Condenação histórica em Limeira: homem recebe 150 anos por crimes contra adolescente
Um homem de 33 anos foi condenado a uma pena de 150 anos, 9 meses e 20 dias de prisão por uma série de crimes graves envolvendo um adolescente de 13 anos em Limeira, interior de São Paulo. A sentença, expedida pela 2ª Vara Criminal do município na última sexta-feira, abrange os crimes de estupro de vulnerável, produção e comercialização de vídeo de abuso infantil e favorecimento da prostituição.
Uso de posição religiosa para aliciamento
Segundo os autos do processo, o condenado utilizou sua posição como coordenador de mídias sociais de uma igreja evangélica da cidade para aproximar-se da vítima. O adolescente participava de um grupo de jovens da instituição, onde os dois se conheceram durante cultos e atividades religiosas.
Os abusos sexuais e as gravações ocorriam principalmente após os eventos religiosos, quando o homem se oferecia para levar o adolescente para casa ou o convidava para permanecer em sua residência. A decisão judicial destacou que o ambiente religioso foi central para a prática dos crimes, criando uma relação de confiança que foi posteriormente violada.
Sistema elaborado de exploração
As investigações da Polícia Civil revelaram um esquema bem estruturado de exploração.
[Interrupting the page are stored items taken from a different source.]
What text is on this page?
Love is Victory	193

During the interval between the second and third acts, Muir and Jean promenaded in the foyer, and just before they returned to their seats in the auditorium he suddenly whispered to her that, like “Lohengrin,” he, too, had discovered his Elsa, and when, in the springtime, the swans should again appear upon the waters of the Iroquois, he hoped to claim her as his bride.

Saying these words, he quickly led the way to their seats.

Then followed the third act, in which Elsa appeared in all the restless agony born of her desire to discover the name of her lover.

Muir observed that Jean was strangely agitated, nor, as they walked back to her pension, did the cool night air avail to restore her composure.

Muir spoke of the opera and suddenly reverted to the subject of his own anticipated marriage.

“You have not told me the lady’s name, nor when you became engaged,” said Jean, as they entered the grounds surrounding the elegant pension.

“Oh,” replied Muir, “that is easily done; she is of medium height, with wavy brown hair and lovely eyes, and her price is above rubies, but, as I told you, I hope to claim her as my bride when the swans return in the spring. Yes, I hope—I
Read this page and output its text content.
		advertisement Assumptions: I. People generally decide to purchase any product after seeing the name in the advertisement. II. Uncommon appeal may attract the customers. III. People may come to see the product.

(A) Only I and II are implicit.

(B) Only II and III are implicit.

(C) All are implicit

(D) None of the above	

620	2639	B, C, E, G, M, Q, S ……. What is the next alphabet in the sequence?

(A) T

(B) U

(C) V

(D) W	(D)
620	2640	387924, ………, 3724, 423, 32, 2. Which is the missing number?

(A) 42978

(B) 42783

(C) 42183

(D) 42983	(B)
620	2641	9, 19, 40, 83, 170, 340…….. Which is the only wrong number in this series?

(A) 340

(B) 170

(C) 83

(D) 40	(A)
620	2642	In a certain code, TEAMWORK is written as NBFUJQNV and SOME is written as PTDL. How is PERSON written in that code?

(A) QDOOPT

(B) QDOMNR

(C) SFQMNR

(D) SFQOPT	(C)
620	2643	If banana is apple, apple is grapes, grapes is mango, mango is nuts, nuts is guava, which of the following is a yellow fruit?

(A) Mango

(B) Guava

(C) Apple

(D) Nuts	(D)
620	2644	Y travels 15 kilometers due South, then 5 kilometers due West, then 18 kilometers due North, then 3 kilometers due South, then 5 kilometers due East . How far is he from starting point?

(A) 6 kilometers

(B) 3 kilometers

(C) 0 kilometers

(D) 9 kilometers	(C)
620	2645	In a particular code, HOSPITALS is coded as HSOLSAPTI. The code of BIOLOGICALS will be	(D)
Mensagens obtidas em aplicativos de conversa mostraram:
- Negociações detalhadas sobre vídeos de conteúdo sexual
- Definição de valores para cada produção
- Roteiros específicos para as gravações
- Orientações exigidas sobre a aparência física da vítima
As provas financeiras demonstraram transferências frequentes via Pix para a conta do adolescente, que eram tratadas pelo homem como "salário". O réu ainda estabeleceu um sistema de descontos quando o jovem se recusava a praticar determinados atos.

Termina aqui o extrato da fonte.